Itinéraire d’un enfant doué

Le roman s’ouvre sur les fresques rythmiques et urbaines auxquelles les meilleures pages de Glamourama ou d’American Psycho ont consacré des lignes vives et psychédéliques : villes de lumières et de décors, êtres en deux dimensions, consommation effrénée de l’objet et du sujet, langage fait de mode et de slogans. Le personnage qui dit « je », c’est l’auteur, du moins sa vision fictionnalisée : sa vie de rêve, au sens le plus commercial, le plus mercantile du terme est passée en revue dans ce flamboiement syntaxique qui a fait la gloire d’Ellis, ce déluge de mots et de marques, cette litanie qui émane de quelque atavisme télévisuel, de quelque puits à formules sublimées depuis les tréfonds de la pensée alimentaire. Comme souvent, le narrateur blasé nous entraîne dans la lassitude qui gagne celui qui obtient tout le confort moderne, fût-il incarné par l’ameublement, la drogue ou la sexualité stakhanoviste que procure l’abondance de créatures de rêve. Univers pornographique, prenons ce mot dans son acception étymologique, image de la prostitution, activité étendue au domaine journalistique, cinématographique, littéraire dans l’univers d’Ellis. L’ironie, l’amèreté côtoient pour la première fois l’expression de l’angoisse qui semble a posteriori gagner le narrateur. Ces atermoiements que l’on soupçonne entre les lignes commencent insidieusement à imprimer leur marque dans le roman, qui sera celui de l’innommable, de l’indicible prise de conscience du néant qui se tapit dans les recoins de la superficialité. Dans Moins que zéro, ou dans Les lois de l’attraction, l’humour exceptionnel inhérent au style d’Ellis naissait de l’absence de sens, de la confrontation du regard atterré du lecteur au vide absolu que l’on trouvait dans les enveloppes creuses des personnages, tous hommes de paille, hommes creux, justement, comme nous narrait T.S Eliot. Dans Lunar Park, le narrateur s’implique émotionnellement ; il tente de plonger dans le flux du réel, tout en échappant à cette réalité qu’il ne connaîtra pas, et qu’il remplacera par une sécurité familiale quelque peu factice à ses débuts.

Les parents terribles

L’intrigue de Lunar Park bascule dès lors que le narrateur s’installe dans une routine familiale, en compagnie d’une starlette et d’un fils qui est reconnu au terme de nombreux épisodes judiciaires. Le vrai sujet démarre alors : la paternité, les relations filiales. Un transfert étonnant se produit lorsqu’on apprend que le personnage devenu, plus que culte, mythique, de Patrick Bateman, le yuppie psychopathe, appartient au paradigme du roman.
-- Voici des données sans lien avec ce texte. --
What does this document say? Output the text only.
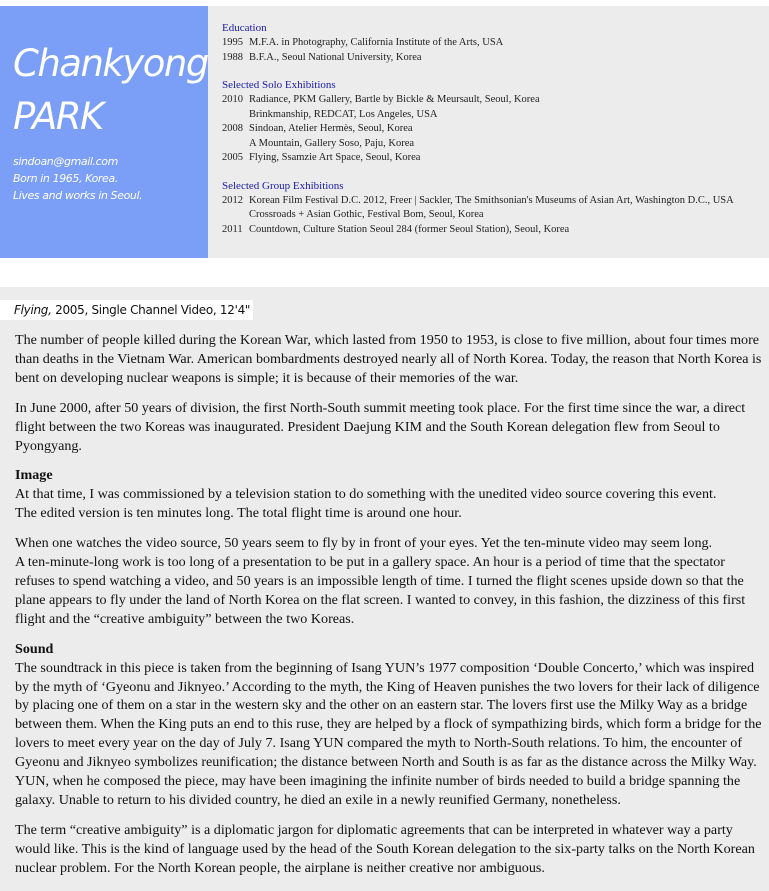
Chankyong
PARK
sindoan@gmail.com
Born in 1965, Korea.
Lives and works in Seoul.
Education
1995 M.F.A. in Photography, California Institute of the Arts, USA
1988 B.F.A., Seoul National University, Korea
Selected Solo Exhibitions
2010 Radiance, PKM Gallery, Bartle by Bickle & Meursault, Seoul, Korea
Brinkmanship, REDCAT, Los Angeles, USA
2008 Sindoan, Atelier Hermès, Seoul, Korea
A Mountain, Gallery Soso, Paju, Korea
2005 Flying, Ssamzie Art Space, Seoul, Korea
Selected Group Exhibitions
2012 Korean Film Festival D.C. 2012, Freer | Sackler, The Smithsonian's Museums of Asian Art, Washington D.C., USA
Crossroads + Asian Gothic, Festival Bom, Seoul, Korea
2011 Countdown, Culture Station Seoul 284 (former Seoul Station), Seoul, Korea
Flying, 2005, Single Channel Video, 12'4"

The number of people killed during the Korean War, which lasted from 1950 to 1953, is close to five million, about four times more than deaths in the Vietnam War. American bombardments destroyed nearly all of North Korea. Today, the reason that North Korea is bent on developing nuclear weapons is simple; it is because of their memories of the war.

In June 2000, after 50 years of division, the first North-South summit meeting took place. For the first time since the war, a direct flight between the two Koreas was inaugurated. President Daejung KIM and the South Korean delegation flew from Seoul to Pyongyang.

Image
At that time, I was commissioned by a television station to do something with the unedited video source covering this event.
The edited version is ten minutes long. The total flight time is around one hour.

When one watches the video source, 50 years seem to fly by in front of your eyes. Yet the ten-minute video may seem long.
A ten-minute-long work is too long of a presentation to be put in a gallery space. An hour is a period of time that the spectator refuses to spend watching a video, and 50 years is an impossible length of time. I turned the flight scenes upside down so that the plane appears to fly under the land of North Korea on the flat screen. I wanted to convey, in this fashion, the dizziness of this first flight and the “creative ambiguity” between the two Koreas.

Sound
The soundtrack in this piece is taken from the beginning of Isang YUN’s 1977 composition ‘Double Concerto,’ which was inspired by the myth of ‘Gyeonu and Jiknyeo.’ According to the myth, the King of Heaven punishes the two lovers for their lack of diligence by placing one of them on a star in the western sky and the other on an eastern star. The lovers first use the Milky Way as a bridge between them. When the King puts an end to this ruse, they are helped by a flock of sympathizing birds, which form a bridge for the lovers to meet every year on the day of July 7. Isang YUN compared the myth to North-South relations. To him, the encounter of Gyeonu and Jiknyeo symbolizes reunification; the distance between North and South is as far as the distance across the Milky Way. YUN, when he composed the piece, may have been imagining the infinite number of birds needed to build a bridge spanning the galaxy. Unable to return to his divided country, he died an exile in a newly reunified Germany, nonetheless.

The term “creative ambiguity” is a diplomatic jargon for diplomatic agreements that can be interpreted in whatever way a party would like. This is the kind of language used by the head of the South Korean delegation to the six-party talks on the North Korean nuclear problem. For the North Korean people, the airplane is neither creative nor ambiguous.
En cela, rien d’étonnant chez Ellis : tel un Faulkner issu de la jungle urbaine plutôt que du sud moite et pesant, l’auteur a pris l’habitude de tisser un réseau digne des relations familiales du comté de Yoknapatawpha de son illustre compatriote ; dans Les lois de l’attraction, le frère du tueur au sourire impeccable (ne devrait-on pas plutôt écrire implacable ?), Sean, est mis en scène dans le vide de la représentation familiale, ce terme étant à prendre au sens le plus théâtral, celui du décor, d’une bi-dimensionnalité qui réduit les rapports familiaux à la liste des ordonnances de tranquillisants des parents ou à celle de leurs amants. On rencontre à nouveau Patrick dans Glamourama, où il surgit le temps d’une phrase ou deux, à l’instar de ces caméos cinématographiques tant prisés des fans (et Patrick Bateman en a beaucoup !). Dans Zombies, on retrouve des noms issus du premier roman d’Ellis, Moins que zéro, premier roman auquel il vient de donner une suite, avec Suite(s) Impériale(s). Alors qu’en est-il dans Lunar Park ? On ne lira pas simplement un énième clin d’œil, ou un rattachement artificiel, mais bien un transfert, une auto-analyse qui revient sur la figure du père. Le personnage du tueur serait d’inspiration patriarcale, s’il faut en croire le « je » du roman. Et Patrick-le père devient un fantôme, errant au sein d’une intrigue qui se complique avec l’apparition d’un série d’enlèvements d’enfants : symbolique incarnation de ce sentiment mélancolique qui étreint ceux dont l’enfance leur paraît volée. Pour la première fois, un narrateur d’Ellis, probablement constitué pour une bonne part de la psyché de l’auteur, éprouve quelque chose : il se morfond, il est pris de doutes, il remet en question sa vision de l’univers, dans un style qui s’assagit peu à peu, comme une décélération, après le vertige non seulement des premiers chapitres, mais aussi , dirait-on, des précédents romans de l’auteur.

Film d’erreur

Le personnage sombre en même temps que le style s’élève vers un ton que l’on osera qualifier d’élégiaque pour du Ellis : le voilà devenu fébrile, craintif, apeuré, en raison de phénomènes de possession. Le monstre ? C’est celui de l’enfance, c’est celui du placard : il s’incarne dans une peluche au nom ridicule, et qui se voit affublée de qualificatifs que ne renierait point un monstre lovecraftien ! Là encore — ô signe de l’inconscient ! — le narrateur nage dans les eaux noires de la culpabilité ; il matérialise enfin un élément solide dans l’océan d’éphémère et de vanité que fut son existence. Véritable parodie de film d’horreur, avec toujours cet humour subtil qui naît du détachement, les scènes de combat avec la peluche figurent dans les moments d’anthologie d’Ellis. De L’Exorciste à Halloween en passant par Shining (une histoire de fantômes et d’écrivain fou, du moins dans l’adaptation de Kubrick, après tout !), Ellis nous dépeint ab absurdum la quête de soi, plutôt, la reconquête d’une identité perdue, qui n’a jamais vraiment vu le jour. Par la destruction des démons de l’enfance, par l’écriture du traumatisme, l’auteur répare les erreurs de sa vie. Pour la première fois, peut-être l’unique, une clarté d’aurore baigne les dernières pages du roman. Transcendant le style qui est la signature de l’auteur, la prose devient quasi-poétique.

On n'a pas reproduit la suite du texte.